Thursday, February 28, 2008

Costs of Patent Prosecution

When people decide to patent, the inevitable question of "how much will it cost?" comes up. While not everyone has a handy copy of each AIPLA cost survey, Alan Kasper, First Vice-President of the AIPLA, provided a brief glimpse into the costs involved in his testimony before Congress:

Average Cost of Preparation:

• Preparation and filing of an original application of minimal complexity (10 page specification, 10 claims) = $8,548.00.

• Relatively complex biotechnology/chemical cases = $15,398.00

• Relatively complex mechanical cases = $11,482.00

• Relatively complex electrical/computer cases = $13,684

The average cost for filing an Amendment

• Minimal complexity = $2,244.00

• Relatively complex biotechnology/chemical case = $4,448.00

• Relatively complex electrical/computer case = $3,910.00

• Relatively complex mechanical case is = $3,506.00

The government fees related to such filings are the same (unless the Applicant is a small entity) -- $1,030.00. The cost for filing an RCE is $810.00 plus a service charge (around $350.00). The cost for filing of a continuation application is $1,030.00 plus a service charge (around $585.00).

4 Comentários:

Anonymous said...

Peter - Thanks for posting this breakdown of upfront patent costs. Too few entrepreneurs approach IAM with the knowledge and expertise to do the cost/benefit analysis of various forms of IP protection.

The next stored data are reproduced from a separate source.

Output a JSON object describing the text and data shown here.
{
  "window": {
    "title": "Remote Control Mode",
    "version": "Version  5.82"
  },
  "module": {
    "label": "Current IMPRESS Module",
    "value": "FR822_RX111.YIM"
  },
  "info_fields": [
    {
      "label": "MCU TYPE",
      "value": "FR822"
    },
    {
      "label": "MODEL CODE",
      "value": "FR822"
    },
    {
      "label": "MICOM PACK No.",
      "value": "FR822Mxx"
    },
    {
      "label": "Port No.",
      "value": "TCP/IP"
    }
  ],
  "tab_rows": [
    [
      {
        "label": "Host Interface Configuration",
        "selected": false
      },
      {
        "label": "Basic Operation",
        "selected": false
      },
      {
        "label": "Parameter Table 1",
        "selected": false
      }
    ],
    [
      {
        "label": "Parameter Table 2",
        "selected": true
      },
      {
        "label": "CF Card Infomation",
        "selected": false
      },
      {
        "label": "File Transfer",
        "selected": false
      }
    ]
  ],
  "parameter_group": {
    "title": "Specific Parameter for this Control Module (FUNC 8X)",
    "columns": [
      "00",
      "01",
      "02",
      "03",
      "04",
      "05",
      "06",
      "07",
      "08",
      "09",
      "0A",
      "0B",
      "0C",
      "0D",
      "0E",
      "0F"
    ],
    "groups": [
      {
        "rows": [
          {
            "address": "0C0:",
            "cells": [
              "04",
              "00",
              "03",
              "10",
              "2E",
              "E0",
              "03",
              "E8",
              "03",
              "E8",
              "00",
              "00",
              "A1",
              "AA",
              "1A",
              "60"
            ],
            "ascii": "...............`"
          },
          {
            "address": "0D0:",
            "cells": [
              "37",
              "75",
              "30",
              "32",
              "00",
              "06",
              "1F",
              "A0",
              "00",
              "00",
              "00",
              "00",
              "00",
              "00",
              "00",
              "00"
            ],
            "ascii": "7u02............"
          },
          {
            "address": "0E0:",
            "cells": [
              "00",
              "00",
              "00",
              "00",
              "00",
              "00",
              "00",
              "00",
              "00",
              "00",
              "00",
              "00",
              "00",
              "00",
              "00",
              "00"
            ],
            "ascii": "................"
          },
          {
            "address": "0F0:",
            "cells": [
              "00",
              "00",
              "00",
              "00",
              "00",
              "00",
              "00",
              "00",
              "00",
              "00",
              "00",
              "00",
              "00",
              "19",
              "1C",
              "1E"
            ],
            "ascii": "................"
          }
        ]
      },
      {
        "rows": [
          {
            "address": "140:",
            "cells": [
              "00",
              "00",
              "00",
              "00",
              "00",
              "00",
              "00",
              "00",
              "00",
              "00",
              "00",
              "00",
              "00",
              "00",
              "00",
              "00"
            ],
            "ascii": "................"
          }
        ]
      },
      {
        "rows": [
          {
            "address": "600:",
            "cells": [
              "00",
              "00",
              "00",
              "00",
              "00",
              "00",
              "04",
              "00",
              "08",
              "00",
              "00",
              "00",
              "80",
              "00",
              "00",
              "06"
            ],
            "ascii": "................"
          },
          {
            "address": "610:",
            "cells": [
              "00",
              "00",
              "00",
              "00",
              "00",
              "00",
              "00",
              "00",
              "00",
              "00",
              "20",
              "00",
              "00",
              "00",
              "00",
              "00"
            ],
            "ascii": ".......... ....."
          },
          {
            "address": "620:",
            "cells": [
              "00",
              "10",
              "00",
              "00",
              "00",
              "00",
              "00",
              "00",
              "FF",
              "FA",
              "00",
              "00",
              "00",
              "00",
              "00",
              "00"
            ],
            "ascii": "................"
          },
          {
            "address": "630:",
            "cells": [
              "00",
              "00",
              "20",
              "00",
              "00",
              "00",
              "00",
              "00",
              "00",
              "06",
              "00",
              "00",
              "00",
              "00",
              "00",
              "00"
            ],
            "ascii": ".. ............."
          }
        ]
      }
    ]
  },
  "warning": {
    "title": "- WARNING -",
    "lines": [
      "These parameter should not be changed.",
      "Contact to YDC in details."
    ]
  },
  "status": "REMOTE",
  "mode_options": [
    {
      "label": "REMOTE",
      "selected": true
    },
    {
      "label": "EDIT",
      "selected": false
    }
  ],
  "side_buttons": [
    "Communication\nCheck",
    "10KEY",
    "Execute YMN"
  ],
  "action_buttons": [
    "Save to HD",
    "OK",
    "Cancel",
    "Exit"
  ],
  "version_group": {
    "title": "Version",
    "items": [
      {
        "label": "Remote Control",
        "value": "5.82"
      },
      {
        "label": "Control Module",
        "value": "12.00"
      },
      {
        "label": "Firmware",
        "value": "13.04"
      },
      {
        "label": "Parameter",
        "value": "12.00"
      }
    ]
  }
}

What this article fails to convey, however, are the costs of then filing in multiple jurisdictions (Japanese filing and translation costs, etc., etc.) and the costs of maintaining a patent over its lifetime. I was speaking at an ipCG event last year, and one of the participants from a Fortune 500 company cited ~$400k in hard costs per patent over their life.

Love the blog/email...Lots of good stuff. In fact, I link to you off my own Blogroll (


Martin Suter

Oopala said...


If for you other reason than to have a solid figure of what a patent can cost, your piece is one I linked to today in my blog post at the Innovators-Network ( ) where some of my readers are searching for information regarding intellectual property and patent procedure. Happy Leap Year!

Librarianlol said...

I guess what all this means is that the individual American inventor, not associated with a company or not independently wealthy, should just forget about it! If you want to sell your idea or get help patenting your invention from a manufacturer, they dont want to talk to you if there isn't a patent pending etc. The average person cannot afford to patent their invention. And, if you divulge your invention, in order to get someone interested in perhaps assisting with financing etc, you can lose the ability to patent it? Too confusing. Its sad; we are a nation of creators and are limiting our potential. What are they telling those youngsters the Patent office wants to encourage to be inventors? You need to be wealthy to protect your creations? Are there alternatives? Perhaps the Patent office can offer a one-day a year free submissions:)--or perhaps they can lighten up and help us match up with interested people who will take a percentage of any resulting product if they take care of the patenting costs. I'd give the government a percentage of whatever i make if they would let me patent for free :) Think it's possible?

Anonymous said...

Do you think prosecution costs have been affected by the current economic situation? Have prices gone down since 2008?